Little wonder that a Labour tribal war broke out this week over how the proceeds of its proposed Mansion Tax would be spent. Such a tax would raise between £1.7bn and £2bn annually – well short of the hole left by lower oil tax revenues. Every scrap will have to be fought for and we can expect much more of this as the election campaign intensifies.

Nor does the oil price wrecking ball stop there. Many fear the greatest damage will be done by the effect of lower oil in driving the economies of Britain and Europe into deflation.

Figures yesterday showed that prices last month were 0.2 per cent lower than a year ago. The principal cause was a 6.3 per cent fall in the price of energy.

Deflation is one of the scariest words in economics. It conjures up visions of a Japan-style “lost decade” – or more accurately two of them; low to zero growth and consumers reluctant to spend in the expectation that prices will be lower in six months’ time. Arguably most worrying of all is the effect of falling prices on increasing the real burden of public and private debt. If inflation takes the pain out of debt, deflation adds mightily to it.

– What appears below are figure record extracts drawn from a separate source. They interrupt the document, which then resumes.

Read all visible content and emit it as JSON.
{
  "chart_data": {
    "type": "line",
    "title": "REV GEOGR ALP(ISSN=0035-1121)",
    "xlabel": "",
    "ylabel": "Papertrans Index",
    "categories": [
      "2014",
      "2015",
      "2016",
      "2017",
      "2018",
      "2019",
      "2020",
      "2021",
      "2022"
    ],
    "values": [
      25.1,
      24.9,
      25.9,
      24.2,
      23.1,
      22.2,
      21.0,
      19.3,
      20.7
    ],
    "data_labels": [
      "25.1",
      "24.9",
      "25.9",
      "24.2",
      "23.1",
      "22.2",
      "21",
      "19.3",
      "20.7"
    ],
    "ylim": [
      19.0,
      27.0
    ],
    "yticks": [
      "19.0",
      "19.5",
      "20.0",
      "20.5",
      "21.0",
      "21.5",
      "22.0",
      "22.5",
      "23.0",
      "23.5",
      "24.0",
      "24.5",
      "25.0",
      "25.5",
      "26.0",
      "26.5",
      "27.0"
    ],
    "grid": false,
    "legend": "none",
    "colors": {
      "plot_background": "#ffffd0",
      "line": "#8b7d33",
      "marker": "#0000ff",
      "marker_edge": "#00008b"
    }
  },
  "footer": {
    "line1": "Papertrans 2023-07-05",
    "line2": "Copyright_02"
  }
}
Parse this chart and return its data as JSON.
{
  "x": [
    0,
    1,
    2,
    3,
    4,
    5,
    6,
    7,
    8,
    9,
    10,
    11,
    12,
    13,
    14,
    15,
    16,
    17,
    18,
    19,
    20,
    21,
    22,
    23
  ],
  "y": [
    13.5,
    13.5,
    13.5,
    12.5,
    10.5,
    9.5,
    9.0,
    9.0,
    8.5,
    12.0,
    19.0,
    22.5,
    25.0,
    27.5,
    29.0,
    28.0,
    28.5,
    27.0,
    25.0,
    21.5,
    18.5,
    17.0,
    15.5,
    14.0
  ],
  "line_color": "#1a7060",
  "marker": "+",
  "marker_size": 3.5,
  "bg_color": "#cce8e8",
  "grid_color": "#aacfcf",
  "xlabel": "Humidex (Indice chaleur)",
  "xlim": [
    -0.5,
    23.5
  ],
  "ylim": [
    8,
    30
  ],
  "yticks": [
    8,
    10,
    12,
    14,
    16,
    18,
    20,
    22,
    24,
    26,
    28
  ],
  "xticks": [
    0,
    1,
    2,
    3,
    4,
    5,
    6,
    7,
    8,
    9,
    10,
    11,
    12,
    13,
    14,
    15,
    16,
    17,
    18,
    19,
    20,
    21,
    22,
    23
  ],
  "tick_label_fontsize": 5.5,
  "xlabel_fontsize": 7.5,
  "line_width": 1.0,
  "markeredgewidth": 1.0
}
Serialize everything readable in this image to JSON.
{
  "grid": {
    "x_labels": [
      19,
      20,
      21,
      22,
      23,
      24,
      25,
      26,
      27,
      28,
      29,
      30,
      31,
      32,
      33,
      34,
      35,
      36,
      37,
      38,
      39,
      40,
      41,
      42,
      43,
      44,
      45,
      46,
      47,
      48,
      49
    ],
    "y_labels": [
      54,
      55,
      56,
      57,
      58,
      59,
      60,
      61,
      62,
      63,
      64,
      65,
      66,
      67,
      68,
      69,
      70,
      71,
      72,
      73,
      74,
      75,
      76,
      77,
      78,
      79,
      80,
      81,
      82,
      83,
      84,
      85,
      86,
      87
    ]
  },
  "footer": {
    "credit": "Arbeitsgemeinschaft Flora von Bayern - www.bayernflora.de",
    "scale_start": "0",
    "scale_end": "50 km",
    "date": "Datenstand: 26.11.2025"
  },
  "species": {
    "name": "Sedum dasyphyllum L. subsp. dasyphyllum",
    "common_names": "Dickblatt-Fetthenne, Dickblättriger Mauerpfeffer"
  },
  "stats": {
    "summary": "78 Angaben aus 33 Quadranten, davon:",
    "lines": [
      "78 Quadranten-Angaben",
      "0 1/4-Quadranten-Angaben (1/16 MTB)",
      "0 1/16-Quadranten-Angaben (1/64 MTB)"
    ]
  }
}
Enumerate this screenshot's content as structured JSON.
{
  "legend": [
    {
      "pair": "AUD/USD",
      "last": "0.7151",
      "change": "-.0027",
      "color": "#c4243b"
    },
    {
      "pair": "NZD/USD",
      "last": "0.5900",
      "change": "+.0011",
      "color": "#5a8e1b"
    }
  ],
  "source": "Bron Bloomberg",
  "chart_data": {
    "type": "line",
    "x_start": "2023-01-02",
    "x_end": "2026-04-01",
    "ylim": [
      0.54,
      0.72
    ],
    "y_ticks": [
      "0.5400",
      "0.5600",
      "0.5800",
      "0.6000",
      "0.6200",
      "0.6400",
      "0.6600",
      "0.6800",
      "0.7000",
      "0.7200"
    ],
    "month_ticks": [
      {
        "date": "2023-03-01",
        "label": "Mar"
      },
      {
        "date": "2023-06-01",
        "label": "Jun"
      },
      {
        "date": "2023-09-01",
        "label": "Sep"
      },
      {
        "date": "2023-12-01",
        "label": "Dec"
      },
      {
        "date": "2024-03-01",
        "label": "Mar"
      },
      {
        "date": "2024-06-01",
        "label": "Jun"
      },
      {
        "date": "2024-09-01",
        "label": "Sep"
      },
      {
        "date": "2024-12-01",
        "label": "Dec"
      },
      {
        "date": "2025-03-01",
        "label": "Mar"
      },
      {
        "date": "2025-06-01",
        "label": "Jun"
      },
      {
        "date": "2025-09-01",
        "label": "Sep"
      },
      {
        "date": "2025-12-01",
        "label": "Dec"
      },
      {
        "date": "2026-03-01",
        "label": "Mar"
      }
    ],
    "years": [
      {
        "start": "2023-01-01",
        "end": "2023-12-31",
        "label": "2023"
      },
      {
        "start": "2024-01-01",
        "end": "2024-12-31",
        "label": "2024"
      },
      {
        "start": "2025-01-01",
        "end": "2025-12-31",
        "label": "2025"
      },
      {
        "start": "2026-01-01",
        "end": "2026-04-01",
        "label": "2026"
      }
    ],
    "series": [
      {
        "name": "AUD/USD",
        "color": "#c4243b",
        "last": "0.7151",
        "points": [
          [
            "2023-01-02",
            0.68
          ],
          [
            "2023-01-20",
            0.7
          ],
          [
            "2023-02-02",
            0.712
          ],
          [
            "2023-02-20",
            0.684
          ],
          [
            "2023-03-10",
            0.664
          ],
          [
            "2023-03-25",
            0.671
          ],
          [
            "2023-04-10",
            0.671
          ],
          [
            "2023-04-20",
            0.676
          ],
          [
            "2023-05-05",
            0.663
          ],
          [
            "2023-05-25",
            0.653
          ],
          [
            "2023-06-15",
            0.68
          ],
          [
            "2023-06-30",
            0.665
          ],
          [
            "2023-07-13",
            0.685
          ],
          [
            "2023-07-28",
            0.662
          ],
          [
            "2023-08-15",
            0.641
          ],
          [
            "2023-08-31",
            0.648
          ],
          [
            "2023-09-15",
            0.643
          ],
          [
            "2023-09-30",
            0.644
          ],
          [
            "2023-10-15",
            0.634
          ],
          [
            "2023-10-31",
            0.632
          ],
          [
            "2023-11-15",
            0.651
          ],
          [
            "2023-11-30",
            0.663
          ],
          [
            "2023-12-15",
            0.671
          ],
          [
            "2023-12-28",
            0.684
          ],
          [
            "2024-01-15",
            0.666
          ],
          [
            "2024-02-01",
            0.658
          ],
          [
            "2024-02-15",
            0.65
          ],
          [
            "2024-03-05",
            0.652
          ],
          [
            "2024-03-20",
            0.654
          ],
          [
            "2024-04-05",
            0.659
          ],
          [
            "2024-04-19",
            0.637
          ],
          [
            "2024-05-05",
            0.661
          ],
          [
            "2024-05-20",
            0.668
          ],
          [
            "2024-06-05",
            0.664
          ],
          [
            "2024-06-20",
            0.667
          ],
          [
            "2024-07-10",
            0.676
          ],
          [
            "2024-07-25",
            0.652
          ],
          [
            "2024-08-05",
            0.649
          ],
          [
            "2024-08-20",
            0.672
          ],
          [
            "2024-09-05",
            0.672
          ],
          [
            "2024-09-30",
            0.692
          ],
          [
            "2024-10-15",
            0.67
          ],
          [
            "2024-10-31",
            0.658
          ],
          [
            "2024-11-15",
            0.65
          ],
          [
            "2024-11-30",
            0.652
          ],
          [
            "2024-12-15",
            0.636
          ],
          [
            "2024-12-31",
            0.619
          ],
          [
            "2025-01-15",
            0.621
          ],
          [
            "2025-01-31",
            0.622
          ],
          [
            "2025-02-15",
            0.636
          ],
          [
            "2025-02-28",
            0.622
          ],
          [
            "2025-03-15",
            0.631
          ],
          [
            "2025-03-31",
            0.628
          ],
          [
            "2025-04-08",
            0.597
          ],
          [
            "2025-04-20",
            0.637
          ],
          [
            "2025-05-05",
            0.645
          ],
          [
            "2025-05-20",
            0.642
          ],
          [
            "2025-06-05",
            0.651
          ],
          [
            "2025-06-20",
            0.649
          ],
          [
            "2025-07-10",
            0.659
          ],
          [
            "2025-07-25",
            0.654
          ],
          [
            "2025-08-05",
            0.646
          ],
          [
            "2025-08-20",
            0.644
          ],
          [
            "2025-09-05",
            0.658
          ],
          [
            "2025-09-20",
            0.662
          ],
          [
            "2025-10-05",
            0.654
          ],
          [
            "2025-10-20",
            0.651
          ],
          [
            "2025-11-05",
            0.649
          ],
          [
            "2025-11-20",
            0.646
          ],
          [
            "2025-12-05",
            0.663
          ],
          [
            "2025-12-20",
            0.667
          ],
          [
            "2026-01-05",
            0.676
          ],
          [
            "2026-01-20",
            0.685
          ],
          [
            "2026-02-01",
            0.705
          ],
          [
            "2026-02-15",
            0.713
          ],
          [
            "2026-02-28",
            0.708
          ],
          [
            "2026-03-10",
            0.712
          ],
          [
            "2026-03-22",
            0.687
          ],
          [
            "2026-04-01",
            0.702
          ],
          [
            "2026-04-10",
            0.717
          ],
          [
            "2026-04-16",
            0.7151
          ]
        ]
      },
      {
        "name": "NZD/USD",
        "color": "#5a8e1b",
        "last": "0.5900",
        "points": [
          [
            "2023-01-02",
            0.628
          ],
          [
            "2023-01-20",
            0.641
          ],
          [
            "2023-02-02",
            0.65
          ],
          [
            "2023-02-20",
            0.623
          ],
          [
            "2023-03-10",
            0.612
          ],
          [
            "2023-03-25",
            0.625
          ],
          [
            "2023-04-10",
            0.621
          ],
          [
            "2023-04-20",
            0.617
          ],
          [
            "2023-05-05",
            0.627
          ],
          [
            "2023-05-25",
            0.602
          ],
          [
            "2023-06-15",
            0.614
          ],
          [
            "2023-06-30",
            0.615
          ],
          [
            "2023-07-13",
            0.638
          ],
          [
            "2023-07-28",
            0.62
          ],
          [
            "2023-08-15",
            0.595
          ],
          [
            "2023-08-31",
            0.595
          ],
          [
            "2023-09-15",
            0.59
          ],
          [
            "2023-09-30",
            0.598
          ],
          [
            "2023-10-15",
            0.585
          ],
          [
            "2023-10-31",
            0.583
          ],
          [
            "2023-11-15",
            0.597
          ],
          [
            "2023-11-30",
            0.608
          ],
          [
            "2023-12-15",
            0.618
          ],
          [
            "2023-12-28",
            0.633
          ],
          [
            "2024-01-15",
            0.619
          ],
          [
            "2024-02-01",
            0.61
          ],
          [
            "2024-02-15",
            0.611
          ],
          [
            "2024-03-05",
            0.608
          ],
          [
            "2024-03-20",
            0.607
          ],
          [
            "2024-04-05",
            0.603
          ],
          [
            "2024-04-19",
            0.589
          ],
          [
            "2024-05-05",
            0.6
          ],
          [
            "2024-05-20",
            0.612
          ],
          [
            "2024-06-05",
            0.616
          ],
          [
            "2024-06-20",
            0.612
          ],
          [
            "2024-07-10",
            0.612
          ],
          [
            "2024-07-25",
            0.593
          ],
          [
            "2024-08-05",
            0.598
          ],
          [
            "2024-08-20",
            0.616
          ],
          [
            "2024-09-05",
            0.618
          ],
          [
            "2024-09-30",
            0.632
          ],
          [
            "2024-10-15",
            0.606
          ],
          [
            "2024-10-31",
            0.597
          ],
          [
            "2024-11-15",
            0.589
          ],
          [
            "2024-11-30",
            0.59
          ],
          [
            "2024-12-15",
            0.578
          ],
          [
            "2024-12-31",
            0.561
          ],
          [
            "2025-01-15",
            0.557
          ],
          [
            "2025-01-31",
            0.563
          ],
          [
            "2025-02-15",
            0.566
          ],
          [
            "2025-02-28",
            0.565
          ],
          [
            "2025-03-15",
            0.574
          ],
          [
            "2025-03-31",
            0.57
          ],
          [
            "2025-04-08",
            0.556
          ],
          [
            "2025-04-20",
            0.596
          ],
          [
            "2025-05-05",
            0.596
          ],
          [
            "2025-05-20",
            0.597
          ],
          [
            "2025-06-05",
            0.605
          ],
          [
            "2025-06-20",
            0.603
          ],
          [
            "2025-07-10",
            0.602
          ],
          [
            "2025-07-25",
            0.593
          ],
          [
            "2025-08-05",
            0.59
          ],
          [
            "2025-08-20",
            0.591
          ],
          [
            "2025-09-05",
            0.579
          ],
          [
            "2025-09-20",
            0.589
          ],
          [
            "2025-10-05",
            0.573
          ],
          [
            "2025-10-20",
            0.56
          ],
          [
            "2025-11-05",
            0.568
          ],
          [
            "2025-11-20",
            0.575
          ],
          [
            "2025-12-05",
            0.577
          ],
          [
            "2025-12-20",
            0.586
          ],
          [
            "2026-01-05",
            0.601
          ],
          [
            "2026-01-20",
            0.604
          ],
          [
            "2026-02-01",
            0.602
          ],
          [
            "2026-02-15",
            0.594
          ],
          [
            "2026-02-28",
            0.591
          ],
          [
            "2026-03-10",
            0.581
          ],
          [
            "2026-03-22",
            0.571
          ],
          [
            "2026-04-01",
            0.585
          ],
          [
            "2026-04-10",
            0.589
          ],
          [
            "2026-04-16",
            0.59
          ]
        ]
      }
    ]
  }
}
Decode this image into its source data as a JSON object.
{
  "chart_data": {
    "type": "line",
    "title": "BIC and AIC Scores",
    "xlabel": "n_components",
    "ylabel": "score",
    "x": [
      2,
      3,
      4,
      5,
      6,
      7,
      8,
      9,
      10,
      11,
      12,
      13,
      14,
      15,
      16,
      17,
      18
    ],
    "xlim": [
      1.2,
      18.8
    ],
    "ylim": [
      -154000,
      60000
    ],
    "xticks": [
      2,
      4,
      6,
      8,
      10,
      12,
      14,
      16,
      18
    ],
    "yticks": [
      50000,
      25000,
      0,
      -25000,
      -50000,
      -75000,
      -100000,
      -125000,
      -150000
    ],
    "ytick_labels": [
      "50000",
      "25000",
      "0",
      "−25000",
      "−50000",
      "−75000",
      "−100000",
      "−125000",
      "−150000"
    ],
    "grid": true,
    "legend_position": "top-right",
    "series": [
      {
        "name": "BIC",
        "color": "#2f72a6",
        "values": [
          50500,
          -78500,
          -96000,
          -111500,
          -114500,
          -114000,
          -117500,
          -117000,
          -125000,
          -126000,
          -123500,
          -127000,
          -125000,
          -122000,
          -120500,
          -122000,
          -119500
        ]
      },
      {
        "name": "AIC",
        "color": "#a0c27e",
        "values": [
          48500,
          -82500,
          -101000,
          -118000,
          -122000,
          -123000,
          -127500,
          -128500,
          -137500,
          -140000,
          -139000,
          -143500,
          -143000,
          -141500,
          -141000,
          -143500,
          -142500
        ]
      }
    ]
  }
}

But I am not at all convinced that deflation is wholly negative. It can work to stimulate innovation as manufacturers can no longer resort to the traditional “remedy” of jacking up prices.

And deflation has not always been a cause for misery. Over the past 15 years, dramatic falls in the price of electronic hardware and information technology have brought immense computer power into tens of millions of homes. We have enjoyed, too, cheaper clothes and falls in prices of consumer durables. Few wrung their hands in despair. Today we are seeing significant falls in the price of petrol, putting money back into the pockets of households and businesses alike. So long as the lower oil price is passed on, this should see a genuine stimulus to the wider economy, beyond anything that political parties could credibly promise.

And it is catalysing wider benefits for consumers. Supermarket giant Sainsbury’s has announced it will cut the prices of 1,000 of its most popular products as part of a £150 million programme, with rival Asda announcing similar plans, saying it would invest £300m in the first quarter of 2015 on cutting prices.

Given all the attention focused on stagnant incomes, household poverty and food banks, this is surely news to be welcomed. Indeed, our grumble is not that prices are falling but that they are not falling as far or as fast as we would like. As it is, pump prices have already fallen from 135p a litre to 109p – a near 20 per cent reduction.

And the impact of deflation on central bank policy may well prove as benign. In the eurozone, the spectre of deflation is piling pressure on the European Central Bank to pull the quantitative easing trigger at its 22 January policy meeting and boost the region’s economy. A bad outcome? We’ve only been waiting three years.

Whether inflation is just above or below zero barely signifies in the greater picture – one in which it has been not “falling oil” but the lamentable failure of Europe’s politicians and its central bank to act that has brought about low growth entrapment and appalling levels of unemployment.

Tellingly, the fall in the oil price – and in the value of the euro on expectations that action may finally be at hand – has helped business confidence across the eurozone to pick up from the lows seen last autumn.

Now the downside, of course, is the prospect of massive geopolitical instability, both across the Middle East as well as Russia, if the oil price remains at this level or falls further. Here, too, I am not convinced that oil much below $80 will prove permanent, though the game of chicken between Saudi Arabia and America’s shale oil producers may have some way yet to run. The price is as likely to see a bounce in the coming months.

In the meantime, it is this broader stimulus – both at home and in critical export markets overseas – that will make a greater contribution to the health and vibrancy of Scotland’s economy than oil staying at $115 a barrel. Scotland will not “go bust”.

But it has just been given a shuddering wake-up call.